In Laravel, it’s very easy to get this URL dynamically, as not all URLs are static in web applications. The current URL can also be used to create hyperlinks for your web application. We will be working with three methods, as shown below.
URL::current();;
URL::full();
URL::previous();
URL::current()
The first method, URL::current();
, returns the current URL without a query string.
Let’s see an example by creating a route and returning the value of the URL::current();
.
<?php
// app/routes.php
Route::get('/current/url', function()
{
return URL::current();
});
The code above will return a URL like this, http://yoursite.com/current/url
, if you visited the corresponding route /current/url
,
without the query string.
URL::full()
Let’s look at the URL::full();
method.
This returns the URL alongside the query string.
<?php
// app/routes.php
Route::get('/current/url', function()
{
return URL::full();
});
Make a get
request to check if a query string is returned.

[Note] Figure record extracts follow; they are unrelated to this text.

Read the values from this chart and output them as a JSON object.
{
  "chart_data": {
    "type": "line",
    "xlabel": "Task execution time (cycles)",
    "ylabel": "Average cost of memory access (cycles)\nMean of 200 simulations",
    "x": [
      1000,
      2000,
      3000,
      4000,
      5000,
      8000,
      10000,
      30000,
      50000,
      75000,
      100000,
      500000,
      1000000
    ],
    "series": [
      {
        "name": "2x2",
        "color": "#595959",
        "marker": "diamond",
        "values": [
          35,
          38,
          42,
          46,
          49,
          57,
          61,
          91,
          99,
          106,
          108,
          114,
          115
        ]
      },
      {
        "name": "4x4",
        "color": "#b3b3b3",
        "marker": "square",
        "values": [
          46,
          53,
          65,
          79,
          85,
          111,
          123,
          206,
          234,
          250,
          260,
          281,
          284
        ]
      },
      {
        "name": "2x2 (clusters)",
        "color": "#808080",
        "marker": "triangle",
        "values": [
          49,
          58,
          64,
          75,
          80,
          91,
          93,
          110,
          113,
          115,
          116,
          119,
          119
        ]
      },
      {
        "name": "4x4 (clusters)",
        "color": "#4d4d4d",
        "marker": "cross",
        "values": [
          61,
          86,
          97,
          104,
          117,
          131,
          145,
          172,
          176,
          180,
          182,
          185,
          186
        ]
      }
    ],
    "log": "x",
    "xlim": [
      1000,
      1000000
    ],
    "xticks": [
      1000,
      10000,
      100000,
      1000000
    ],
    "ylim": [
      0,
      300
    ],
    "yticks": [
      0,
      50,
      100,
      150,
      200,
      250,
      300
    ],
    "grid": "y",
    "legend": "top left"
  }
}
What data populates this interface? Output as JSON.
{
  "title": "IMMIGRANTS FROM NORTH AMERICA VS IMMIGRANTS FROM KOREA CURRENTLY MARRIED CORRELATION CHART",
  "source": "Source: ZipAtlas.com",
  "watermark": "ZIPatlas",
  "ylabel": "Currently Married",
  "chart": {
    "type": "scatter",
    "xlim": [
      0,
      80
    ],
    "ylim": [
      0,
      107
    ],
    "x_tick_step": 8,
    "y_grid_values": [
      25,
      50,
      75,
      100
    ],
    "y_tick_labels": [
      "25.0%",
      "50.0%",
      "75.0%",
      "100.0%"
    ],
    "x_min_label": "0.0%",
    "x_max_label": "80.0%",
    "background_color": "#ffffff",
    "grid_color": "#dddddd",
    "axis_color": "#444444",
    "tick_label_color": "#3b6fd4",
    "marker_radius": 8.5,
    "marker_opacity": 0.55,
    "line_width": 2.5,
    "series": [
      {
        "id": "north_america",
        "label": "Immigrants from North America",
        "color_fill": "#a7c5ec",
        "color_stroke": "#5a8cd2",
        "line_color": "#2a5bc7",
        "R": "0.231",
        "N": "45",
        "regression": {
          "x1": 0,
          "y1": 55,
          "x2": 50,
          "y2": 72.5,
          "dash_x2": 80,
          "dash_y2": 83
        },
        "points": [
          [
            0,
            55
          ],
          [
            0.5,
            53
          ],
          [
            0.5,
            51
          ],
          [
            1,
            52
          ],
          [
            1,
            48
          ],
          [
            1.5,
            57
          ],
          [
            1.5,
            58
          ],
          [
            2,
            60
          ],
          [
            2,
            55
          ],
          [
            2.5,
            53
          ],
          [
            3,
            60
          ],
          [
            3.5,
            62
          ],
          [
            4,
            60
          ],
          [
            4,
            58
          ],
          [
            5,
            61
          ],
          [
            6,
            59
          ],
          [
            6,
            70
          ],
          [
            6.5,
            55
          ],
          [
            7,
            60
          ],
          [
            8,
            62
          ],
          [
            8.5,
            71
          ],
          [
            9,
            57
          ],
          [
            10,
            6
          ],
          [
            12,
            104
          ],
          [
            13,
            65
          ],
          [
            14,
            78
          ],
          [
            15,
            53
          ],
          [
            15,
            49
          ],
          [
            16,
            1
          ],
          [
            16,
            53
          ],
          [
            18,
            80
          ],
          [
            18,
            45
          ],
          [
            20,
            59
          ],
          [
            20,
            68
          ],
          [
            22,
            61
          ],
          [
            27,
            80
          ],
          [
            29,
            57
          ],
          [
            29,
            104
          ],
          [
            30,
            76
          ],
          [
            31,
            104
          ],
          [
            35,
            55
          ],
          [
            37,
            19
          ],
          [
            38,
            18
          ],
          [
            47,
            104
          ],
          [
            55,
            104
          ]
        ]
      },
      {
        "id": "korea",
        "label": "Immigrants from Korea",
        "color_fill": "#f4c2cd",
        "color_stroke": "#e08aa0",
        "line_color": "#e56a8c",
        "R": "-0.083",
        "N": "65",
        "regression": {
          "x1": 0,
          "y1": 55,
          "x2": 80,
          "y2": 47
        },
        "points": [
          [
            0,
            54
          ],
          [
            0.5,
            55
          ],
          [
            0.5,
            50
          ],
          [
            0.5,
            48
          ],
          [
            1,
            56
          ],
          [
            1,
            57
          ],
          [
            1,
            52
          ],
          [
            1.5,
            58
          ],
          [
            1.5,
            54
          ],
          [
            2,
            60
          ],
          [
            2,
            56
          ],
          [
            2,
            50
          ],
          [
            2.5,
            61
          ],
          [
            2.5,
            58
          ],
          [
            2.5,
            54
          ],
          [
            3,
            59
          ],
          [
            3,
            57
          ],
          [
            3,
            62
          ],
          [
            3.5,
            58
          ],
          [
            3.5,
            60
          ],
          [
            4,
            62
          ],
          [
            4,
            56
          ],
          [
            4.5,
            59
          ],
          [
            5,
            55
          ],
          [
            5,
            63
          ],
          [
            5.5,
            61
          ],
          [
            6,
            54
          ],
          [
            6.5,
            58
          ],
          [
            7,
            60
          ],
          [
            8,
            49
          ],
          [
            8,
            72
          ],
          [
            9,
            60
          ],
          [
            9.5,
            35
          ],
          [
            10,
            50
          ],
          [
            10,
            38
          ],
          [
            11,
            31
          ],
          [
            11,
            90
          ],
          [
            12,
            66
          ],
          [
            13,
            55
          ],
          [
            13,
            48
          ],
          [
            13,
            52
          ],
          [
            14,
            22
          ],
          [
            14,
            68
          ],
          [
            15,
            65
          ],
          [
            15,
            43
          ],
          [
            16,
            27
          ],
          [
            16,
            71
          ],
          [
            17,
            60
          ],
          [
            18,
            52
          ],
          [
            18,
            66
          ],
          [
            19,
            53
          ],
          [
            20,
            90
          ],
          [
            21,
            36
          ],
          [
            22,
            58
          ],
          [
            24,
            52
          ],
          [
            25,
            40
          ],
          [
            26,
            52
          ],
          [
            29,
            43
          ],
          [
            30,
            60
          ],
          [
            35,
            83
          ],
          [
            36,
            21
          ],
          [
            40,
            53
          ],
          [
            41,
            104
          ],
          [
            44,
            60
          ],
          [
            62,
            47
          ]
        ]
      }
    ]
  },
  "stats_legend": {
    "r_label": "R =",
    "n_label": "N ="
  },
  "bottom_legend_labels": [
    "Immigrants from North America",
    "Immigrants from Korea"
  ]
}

Visit this URL in your application: /current/url?john=doe
.
You will notice that it does not have the same return as URL:::current()
.
It returns http://yoursite.com/current/url?john=doe
, which is the dynamism referred to earlier in the shot.
URL::previous()
Lastly, let’s look at the URL::previous()
method.
<?php
// app/routes.php
Route::get('first', function()
{
// Redirect to the second route.
return Redirect::to('second');
});
Route::get('second', function()
{
return URL::previous();
});
This method applies to cases when you set a redirect and you want to catch where the user was redirected from. The code above returns http://yoursite.com/first
, because although the current route might be second, it was redirected from the first route.